- Author: Jeannette E. Warnert
When droughts strike California, people who rely on shallow domestic wells for their drinking, cooking and washing water are among the first to feel the pain. Aquifers have become depleted from decades of overuse. Drilling deeper is an option for farmers, but prohibitively expensive for low-income residents in disadvantaged communities in the San Joaquin Valley.
A UC scientist believes managed aquifer recharge on agricultural lands close to populations with parched wells is a hopeful solution.
Helen Dahlke, professor in integrated hydrologic sciences at UC Davis, has been evaluating scenarios for flooding agricultural land when excess water is available during the winter in order to recharge groundwater. If relatively clean mountain runoff is used, the water filtering down to the aquifer will address another major groundwater concern: nitrogen and pesticide contamination.
“The recharge has the potential to clean up groundwater,” she said.
Five years ago, UC Cooperative Extension specialist Toby O'Geen developed an interactive map that identifies 3.6 million acres of California farmland with the best potential for replenishing the aquifer based on soil type, land use, topography and other factors. Dahlke and her colleagues analyzed the map and identified nearly 3,000 locations where flooding suitable ag land will recharge water for 288 rural communities, half of which rely mainly on groundwater for drinking water. The research was published by Advancing Earth and Space Science in February 2021.
“If we have the choice to pick a location where recharge could happen, choose those upstream from these communities,” Dahlke said. “Recharge will create a groundwater mound which is like a bubble of water floating in the subsurface. It takes time to reach the groundwater table. That bubble floating higher above the groundwater table might just be enough to provide for a community's water needs.”
Filling reservoirs under the ground
Many climate models for California suggest long-term precipitation amounts will not change, however, the winter rainy season will be shorter and more intense.
“That puts us in a difficult spot,” Dahlke said. “Our reservoirs are built to buffer some rain storms but are mainly built to store the slowly melting snowpack in the spring. In the coming years, all the water will come down earlier, snowmelt likely in March and April and more water in winter from rainfall events.”
She is working with water districts and farmers to consider a change in managing water in reservoirs.
“We want to think about drawing reservoirs empty and putting the water underground during the fall and early winter. Then you have a lot of room to handle the enormous amounts of runoff we expect when we have a warm atmospheric river rain event on snow in the spring,” she said. “However, farmers are hesitant. They like to see water behind the dams.”
Interest in groundwater banking has been lifted with the implementation of the 2014 Sustainable Groundwater Management Act (SGMA). The law requires governments and water agencies to stop overdraft and bring groundwater basins into balanced levels of pumping and recharge by 2040. Before SGMA, there were no statewide laws governing groundwater pumping and groundwater was used widely to irrigate farms when surface supplies were cut due to drought.

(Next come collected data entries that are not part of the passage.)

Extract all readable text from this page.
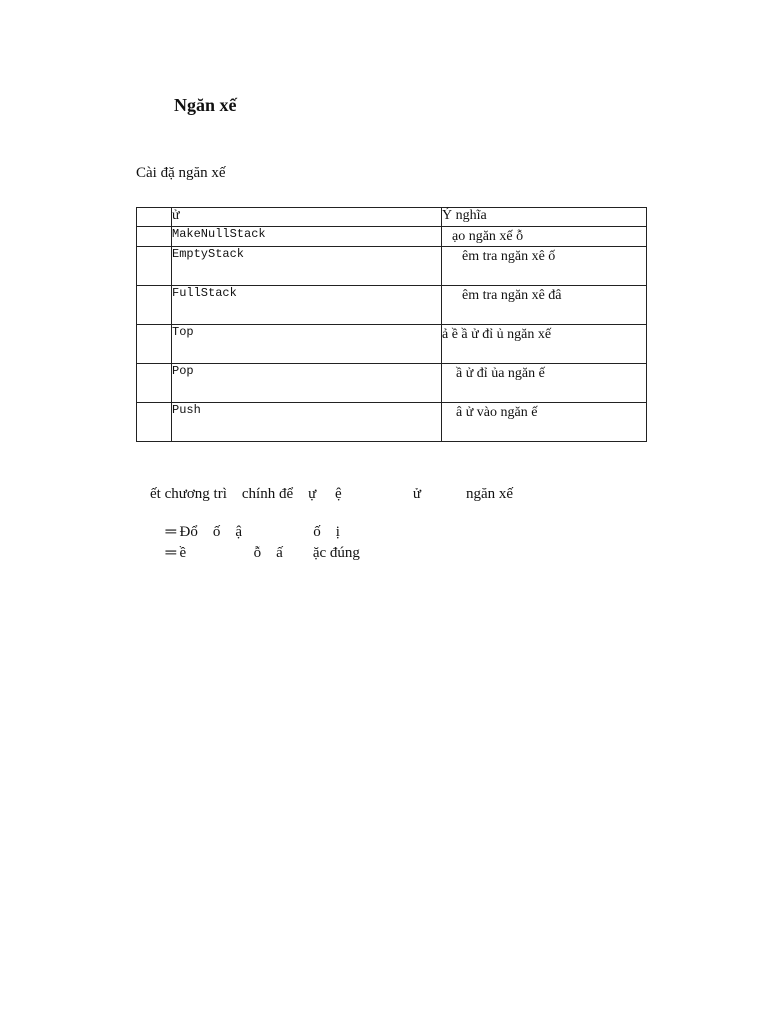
Ngăn xế
Cài đặ ngăn xế
	ử	Ý nghĩa
	MakeNullStack	ạo ngăn xế ỗ
	EmptyStack	êm tra ngăn xê ố
	FullStack	êm tra ngăn xê đâ
	Top	ả ề ầ ử đỉ ủ ngăn xế
	Pop	ầ ử đỉ ủa ngăn ế
	Push	â ử vào ngăn ế
ết chương trì    chính để    ự     ệ                   ử            ngăn xế

═ Đổ    ố    ậ                   ố    ị

═ ề                  ỗ    ấ        ặc đúng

“For some of the drought years, overdraft was estimated to be as high as 9 million acre-feet a year,” Dahlke said.
Dahlke believes wintertime flooding for groundwater recharge can help water districts meet SGMA rules. “We have to do anything we can to store any surplus water that becomes available to save it for drier times and our aquifers provide a huge storage for that,” she said.
The Dahlke lab is collaborating with UC Agriculture and Natural Resources farm advisors and specialists and with scientists at other UC campuses to learn about agronomic impacts of flooding a variety of agricultural crops, including almonds, alfalfa and grapes.
In the San Joaquin Valley, UC Cooperative Extension irrigation specialist Khaled Bali led an intermittent groundwater recharge trial on alfalfa. The researchers applied up to 16 inches per week with no significant impact on alfalfa yield.
“You could do groundwater recharge in winter and then turn the water off completely and still get a cutting or two of alfalfa before summer,” he said.
This past winter, Dahlke was prepared to flood 1,000 acres of land with water from the Consumnes River. Even though winter 2020-21 was another drought year, the research will go on. Her team was able to flood a 400-acre vineyard and, in collaboration with scientists from UC Santa Cruz, deploy sensors in the field to measure infiltration rates to better understand whether sediment in the flood water could clog pores in the soil. Her team also collaborates with Ate Visser of Lawrence Livermore National Laboratory in using isotope and noble gas data to determine the groundwater age and flow.
The Dahlke Lab's groundwater banking project has planned more studies in groundwater basins across the state to close knowledge gaps on suitable locations, technical implementation and long-term operation. They also plan to address operational, economic and legal feasibility of groundwater banking on agricultural land.